É possível conciliar amor e dinheiro? Essa foi a
pergunta de um leitor que me escreveu contando a história de um colega que
deixou a noiva a ver navios porque ela insistia em comprar um apartamento na
hora errada, pelo preço errado, assumindo um financiamento com juros altos
demais.
"Casado com ela, o que seria das finanças no
futuro?", questionava.
A nova namorada quer filhos logo depois do
casamento e não vê problema em gastar acima dos
rendimentos proporcionados pela aplicação
financeira, consumindo pouco a pouco o patrimônio. "Filhos são uma ameaça
ao patrimônio", afirma ele.
Comprou à vista um apartamento mobiliado, pagando
bem abaixo do preço de mercado.
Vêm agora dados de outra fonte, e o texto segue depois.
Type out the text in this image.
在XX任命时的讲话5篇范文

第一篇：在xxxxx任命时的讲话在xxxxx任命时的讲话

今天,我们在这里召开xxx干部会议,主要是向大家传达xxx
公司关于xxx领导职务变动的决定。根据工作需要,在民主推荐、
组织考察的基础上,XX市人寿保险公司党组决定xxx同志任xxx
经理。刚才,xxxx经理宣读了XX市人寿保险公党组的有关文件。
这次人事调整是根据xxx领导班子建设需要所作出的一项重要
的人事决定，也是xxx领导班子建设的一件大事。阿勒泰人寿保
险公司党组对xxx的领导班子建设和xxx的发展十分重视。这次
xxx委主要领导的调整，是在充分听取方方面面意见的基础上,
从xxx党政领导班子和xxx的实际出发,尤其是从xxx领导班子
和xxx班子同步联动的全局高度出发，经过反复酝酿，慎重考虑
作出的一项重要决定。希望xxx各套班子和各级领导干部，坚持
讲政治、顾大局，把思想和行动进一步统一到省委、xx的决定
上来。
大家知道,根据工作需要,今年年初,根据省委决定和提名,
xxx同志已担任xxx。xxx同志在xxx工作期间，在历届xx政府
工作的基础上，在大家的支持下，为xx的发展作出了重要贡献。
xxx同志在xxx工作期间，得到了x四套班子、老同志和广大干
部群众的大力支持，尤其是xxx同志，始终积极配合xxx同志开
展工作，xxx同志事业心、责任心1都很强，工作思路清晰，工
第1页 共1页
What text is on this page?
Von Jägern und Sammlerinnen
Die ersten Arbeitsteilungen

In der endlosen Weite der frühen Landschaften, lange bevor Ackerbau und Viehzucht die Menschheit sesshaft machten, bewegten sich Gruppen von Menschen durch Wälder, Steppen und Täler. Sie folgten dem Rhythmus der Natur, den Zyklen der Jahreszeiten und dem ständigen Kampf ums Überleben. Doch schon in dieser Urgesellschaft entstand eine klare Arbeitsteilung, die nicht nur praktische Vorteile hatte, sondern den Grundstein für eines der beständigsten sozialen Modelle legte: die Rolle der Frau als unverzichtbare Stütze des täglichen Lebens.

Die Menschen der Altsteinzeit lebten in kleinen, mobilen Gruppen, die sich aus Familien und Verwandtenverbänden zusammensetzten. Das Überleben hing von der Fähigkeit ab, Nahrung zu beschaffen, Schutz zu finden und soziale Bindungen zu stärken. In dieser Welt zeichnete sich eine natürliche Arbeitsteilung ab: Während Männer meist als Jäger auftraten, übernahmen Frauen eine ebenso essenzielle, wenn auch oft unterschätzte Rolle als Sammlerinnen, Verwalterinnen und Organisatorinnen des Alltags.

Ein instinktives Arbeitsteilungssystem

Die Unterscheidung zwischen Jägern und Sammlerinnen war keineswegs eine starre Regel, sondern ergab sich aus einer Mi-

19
A construtora, ansiosa por se livrar da unidade
devolvida pelo primeiro comprador que não conseguiu pagar as prestações, sofreu
com um negociador consciente da oportunidade que tinha nas mãos e soube
barganhar a seu favor. "Mais parece o Tio Patinhas...", comenta.
Embora confesse que aprende muito quando conversa
com o colega, se pergunta se é possível conciliar amor (cônjuge e filhos) e
dinheiro (aumentar o patrimônio).
Tenho convicção de que é possível conciliar amor e
dinheiro, lembrando que o dinheiro não é um fim em si mesmo, mas apenas um meio
para alcançarmos nossos sonhos.
Sonho de constituir uma família feliz, comprar uma
casa bonita e acolhedora para toda a família, proporcionar boa educação aos
filhos. Ou sonhos pessoais que não envolvem família, projeto muitas vezes
adiado em razão de outras prioridades: formação acadêmica nas melhores escolas
internacionais, investir na carreira, empreender o próprio negócio, viajar e
conhecer outras culturas.
Conversando com meu colega Fabiano Calil, também
planejador financeiro certificado e com ampla experiência em conflitos
familiares, avaliamos que a diferença entre os sonhos dos membros de um casal é
recorrente, desde a festa de casamento (ela quer a festa, ele prefere viajar),
apartamento (ela quer comprar, ele investir e morar de aluguel) e filhos (elas
querem, eles não). A desculpa é sempre o dinheiro, festa cara, juro alto no
financiamento, custoso manter um filho.
O desejo do noivo é individualista, prefere viajar
em vez de gastar dinheiro com uma festa social. O receio de se comprometer com
um projeto de longo prazo, como a aquisição de um imóvel, vai contra o plano de
independência financeira, dos que anseiam por liberdade. A chegada de um filho
assusta, tanto pela responsabilidade de ser pai como pela perspectiva de perder
a exclusividade e dividir a atenção da companheira com o filho.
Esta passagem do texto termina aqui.